Bishops of the Roman Catholic Church protest the refusal by the Obama administration to grant an exemption from federal regulations for certain Catholic charitable organizations.

Specifically, they say their conscience does not allow them to include contraceptive services in their employee health insurance plans, even though their non-Catholic employees might want such services.  Catholic churches, schools and other strictly religious institutions are exempt, but Catholic charities that employ both Catholics and non-Catholics and serve both Catholics and non-Catholics are not.

In other words, the bishops believe that they should not be required to obey American civil law when it conflicts with Catholic canon law.  My friend Bill speculated on what an uproar there would be if some Muslim charitable organization wanted an exemption from federal law on the grounds that it conflicted with Muslim sharia law.

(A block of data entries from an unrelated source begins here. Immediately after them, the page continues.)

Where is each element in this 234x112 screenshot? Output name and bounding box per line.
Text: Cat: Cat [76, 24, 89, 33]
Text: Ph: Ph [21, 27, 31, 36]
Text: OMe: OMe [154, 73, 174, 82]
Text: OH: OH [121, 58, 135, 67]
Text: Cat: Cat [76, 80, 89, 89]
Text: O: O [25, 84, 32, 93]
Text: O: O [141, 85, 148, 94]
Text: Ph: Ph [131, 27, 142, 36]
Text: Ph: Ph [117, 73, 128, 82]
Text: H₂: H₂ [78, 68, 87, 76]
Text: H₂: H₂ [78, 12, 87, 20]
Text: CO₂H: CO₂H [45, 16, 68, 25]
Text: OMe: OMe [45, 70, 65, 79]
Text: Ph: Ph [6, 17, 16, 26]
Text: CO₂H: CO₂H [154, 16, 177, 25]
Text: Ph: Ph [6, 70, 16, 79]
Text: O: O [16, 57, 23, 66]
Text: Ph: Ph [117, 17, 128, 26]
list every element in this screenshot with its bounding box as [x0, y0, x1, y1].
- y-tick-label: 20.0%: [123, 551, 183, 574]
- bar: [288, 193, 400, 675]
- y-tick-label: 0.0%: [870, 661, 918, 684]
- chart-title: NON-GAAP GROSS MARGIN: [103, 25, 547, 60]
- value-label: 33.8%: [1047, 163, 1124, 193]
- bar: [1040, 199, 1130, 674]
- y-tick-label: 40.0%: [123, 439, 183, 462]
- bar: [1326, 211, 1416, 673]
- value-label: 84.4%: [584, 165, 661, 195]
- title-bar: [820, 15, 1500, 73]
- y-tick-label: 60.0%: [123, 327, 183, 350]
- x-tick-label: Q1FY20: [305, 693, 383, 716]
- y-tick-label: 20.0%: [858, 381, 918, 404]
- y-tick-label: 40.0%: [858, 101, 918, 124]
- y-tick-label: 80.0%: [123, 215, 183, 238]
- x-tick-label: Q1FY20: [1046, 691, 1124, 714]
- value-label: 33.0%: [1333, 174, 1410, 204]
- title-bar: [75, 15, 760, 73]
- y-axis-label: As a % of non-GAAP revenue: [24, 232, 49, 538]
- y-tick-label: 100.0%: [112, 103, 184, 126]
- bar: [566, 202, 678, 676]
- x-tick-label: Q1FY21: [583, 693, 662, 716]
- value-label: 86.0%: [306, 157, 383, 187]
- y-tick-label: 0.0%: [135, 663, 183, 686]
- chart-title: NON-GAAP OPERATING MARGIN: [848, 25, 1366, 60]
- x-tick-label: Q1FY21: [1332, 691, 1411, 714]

Click on U.S. Catholics dismayed by Obama administration ruling and Religious Exemptions and Contraceptive Coverage for more discussion of this issue.

If it were up to me, I would have the federal government give up the effort to regulate private health insurance plans, and instead create a public insurance option.  If there was a public option, somebody who lacked insurance or wasn’t satisfied with their insurance coverage could sign up for the self-financing, non-profit government plan, which would provide all the benefits the government thinks people should have.  The public option would provide a benchmark for private insurance companies.  Either the private insurance insurance companies would provide satisfactory coverage, or people over time would migrate to the public plan.